L’écologie s’est imposée au centre du débat politique, en France comme ailleurs. Le réchauffement climatique est une réalité visible à l’œil nu. Elle inquiète tout le monde. A ce constat, s’est ajoutée une actualité : la crise sanitaire du coronavirus dont les origines proviennent, dit-on, de l’urbanisation de la planète au détriment des équilibres de la biodiversité. L’heure est donc, dans les esprits, à une profonde remise en question de nos comportements. Pour vivre plus sainement dans un plus grand respect de notre environnement.

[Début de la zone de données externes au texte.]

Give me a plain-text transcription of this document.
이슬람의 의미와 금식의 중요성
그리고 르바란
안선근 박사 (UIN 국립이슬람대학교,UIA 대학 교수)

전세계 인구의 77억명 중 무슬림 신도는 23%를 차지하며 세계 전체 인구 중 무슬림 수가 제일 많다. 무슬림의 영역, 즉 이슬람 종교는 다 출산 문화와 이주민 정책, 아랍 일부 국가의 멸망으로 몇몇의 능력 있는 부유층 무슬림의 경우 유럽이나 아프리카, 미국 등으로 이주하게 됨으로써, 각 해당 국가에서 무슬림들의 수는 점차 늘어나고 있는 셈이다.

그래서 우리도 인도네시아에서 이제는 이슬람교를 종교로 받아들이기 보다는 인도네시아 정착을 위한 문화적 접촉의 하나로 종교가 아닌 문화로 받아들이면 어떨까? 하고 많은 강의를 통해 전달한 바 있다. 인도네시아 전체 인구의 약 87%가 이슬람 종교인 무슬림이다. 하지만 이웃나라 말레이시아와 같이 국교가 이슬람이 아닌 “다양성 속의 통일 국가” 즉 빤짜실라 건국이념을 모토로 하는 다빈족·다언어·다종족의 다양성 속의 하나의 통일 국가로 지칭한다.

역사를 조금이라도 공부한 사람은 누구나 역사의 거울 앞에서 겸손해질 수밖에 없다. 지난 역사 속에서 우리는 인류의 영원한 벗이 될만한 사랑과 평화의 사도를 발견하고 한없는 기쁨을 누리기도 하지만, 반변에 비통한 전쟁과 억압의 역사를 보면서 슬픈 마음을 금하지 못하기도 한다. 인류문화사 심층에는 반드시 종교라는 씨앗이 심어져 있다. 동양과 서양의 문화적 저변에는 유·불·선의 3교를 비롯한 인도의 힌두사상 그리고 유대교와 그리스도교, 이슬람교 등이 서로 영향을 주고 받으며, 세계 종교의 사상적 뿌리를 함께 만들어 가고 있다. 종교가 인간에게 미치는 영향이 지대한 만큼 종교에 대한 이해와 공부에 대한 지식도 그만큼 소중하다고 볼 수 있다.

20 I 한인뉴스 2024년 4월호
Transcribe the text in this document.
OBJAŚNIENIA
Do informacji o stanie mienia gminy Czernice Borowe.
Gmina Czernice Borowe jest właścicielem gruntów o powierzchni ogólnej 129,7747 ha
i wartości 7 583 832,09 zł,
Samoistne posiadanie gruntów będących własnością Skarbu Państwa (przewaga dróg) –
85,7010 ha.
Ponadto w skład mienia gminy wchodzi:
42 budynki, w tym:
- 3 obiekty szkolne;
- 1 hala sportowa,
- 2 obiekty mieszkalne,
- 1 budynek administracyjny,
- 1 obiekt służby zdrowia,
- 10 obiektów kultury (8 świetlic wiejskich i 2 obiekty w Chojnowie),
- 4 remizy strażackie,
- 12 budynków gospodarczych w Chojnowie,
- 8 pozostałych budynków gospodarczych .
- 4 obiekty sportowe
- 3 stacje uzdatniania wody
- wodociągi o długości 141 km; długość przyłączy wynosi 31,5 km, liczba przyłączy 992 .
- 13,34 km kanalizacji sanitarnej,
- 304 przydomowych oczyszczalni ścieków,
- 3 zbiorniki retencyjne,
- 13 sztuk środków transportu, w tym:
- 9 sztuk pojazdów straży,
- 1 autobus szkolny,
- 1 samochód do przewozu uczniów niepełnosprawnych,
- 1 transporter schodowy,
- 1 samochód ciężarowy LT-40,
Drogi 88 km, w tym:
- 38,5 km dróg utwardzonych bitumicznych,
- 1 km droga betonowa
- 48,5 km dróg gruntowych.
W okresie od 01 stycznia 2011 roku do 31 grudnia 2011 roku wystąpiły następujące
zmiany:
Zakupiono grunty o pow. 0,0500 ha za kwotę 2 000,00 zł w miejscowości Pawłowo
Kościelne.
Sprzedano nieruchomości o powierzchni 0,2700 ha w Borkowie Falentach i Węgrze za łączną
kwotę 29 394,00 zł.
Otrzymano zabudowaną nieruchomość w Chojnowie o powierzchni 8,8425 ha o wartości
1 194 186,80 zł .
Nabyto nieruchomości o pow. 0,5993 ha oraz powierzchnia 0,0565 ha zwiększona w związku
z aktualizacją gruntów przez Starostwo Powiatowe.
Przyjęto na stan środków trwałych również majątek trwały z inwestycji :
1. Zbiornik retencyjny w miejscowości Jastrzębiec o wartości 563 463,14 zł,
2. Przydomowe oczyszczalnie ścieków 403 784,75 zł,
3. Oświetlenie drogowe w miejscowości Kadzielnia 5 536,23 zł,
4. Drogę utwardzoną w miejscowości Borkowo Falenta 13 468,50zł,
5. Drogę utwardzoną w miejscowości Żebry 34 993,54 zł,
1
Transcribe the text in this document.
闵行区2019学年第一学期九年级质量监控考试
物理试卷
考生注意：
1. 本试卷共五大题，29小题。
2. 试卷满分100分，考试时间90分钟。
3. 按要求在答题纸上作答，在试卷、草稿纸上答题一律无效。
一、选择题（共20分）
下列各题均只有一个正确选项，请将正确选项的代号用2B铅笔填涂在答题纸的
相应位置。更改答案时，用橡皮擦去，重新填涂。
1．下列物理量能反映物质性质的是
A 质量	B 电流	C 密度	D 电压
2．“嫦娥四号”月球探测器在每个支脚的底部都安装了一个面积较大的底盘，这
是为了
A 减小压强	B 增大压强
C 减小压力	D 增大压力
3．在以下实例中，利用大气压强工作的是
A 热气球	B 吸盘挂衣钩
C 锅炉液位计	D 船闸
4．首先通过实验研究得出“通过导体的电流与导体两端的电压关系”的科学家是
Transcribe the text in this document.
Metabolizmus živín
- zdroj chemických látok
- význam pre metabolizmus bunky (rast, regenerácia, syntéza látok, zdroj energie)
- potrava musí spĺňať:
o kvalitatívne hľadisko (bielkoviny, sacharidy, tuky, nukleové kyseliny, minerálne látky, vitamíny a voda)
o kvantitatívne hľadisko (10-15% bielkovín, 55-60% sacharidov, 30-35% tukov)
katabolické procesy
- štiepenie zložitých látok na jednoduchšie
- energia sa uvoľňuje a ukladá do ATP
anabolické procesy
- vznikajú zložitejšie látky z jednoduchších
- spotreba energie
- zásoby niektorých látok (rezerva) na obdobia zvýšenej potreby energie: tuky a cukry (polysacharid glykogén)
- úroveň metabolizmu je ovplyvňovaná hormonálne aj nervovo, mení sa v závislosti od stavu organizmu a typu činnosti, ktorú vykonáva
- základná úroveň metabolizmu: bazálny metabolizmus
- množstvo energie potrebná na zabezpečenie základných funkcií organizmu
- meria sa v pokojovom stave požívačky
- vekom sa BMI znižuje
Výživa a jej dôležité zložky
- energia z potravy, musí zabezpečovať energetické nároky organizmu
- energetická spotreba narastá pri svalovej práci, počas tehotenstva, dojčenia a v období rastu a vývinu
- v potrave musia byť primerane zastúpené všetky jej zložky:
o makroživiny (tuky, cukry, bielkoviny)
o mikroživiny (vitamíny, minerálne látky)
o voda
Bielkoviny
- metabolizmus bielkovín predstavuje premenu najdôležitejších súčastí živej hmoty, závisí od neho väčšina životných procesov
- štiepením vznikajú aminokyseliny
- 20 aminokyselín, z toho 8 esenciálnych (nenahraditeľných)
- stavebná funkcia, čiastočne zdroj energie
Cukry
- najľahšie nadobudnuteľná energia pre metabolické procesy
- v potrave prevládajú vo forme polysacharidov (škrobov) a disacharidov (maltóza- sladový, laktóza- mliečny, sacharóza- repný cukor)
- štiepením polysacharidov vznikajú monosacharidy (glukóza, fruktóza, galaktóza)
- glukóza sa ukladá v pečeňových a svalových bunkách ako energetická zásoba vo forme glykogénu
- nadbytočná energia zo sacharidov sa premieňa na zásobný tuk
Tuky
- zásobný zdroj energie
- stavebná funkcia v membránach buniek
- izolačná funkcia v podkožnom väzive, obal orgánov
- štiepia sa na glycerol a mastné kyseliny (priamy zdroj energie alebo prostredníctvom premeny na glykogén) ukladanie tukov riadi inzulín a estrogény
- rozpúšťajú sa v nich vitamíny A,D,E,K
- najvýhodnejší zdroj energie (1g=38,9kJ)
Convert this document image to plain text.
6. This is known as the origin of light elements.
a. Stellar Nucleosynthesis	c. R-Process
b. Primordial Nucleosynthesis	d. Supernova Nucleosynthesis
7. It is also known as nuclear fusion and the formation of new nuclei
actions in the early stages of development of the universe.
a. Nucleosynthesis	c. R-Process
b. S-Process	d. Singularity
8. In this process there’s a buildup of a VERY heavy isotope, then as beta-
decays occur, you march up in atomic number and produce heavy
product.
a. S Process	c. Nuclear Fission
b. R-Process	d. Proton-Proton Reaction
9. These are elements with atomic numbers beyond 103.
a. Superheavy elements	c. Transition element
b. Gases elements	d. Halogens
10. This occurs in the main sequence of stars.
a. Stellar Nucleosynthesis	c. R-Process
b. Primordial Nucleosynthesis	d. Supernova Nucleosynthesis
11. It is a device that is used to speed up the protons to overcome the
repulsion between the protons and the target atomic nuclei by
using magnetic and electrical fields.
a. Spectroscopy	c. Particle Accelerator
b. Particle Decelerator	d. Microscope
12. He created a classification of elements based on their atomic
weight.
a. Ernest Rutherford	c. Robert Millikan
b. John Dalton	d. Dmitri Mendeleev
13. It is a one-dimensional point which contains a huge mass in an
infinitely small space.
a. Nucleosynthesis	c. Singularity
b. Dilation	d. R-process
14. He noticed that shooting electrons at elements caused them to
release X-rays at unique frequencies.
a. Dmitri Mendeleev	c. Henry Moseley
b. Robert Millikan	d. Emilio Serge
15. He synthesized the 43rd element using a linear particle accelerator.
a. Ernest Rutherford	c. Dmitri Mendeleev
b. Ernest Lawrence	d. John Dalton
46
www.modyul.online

C’est dans ce contexte qu’une Convention citoyenne sur le climat, mise en place par le président de la République après l’épisode des Gilets jaunes, vient de rendre ses conclusions. Tirés au sort au sein de la population, ses 150 membres ont planché pendant huit mois. Le résultat tient en 600 pages et prône l’adoption de mesures assez radicales, à caractère plus obligatoire qu’incitatif. Certains diront que le registre employé est punitif, d’autres qu’il relève même d’une idéologie de la décroissance. Produire moins et consommer moins seraient des objectifs à remplir d’ici à dix ou vingt ans, à coup de taxes et de sanctions.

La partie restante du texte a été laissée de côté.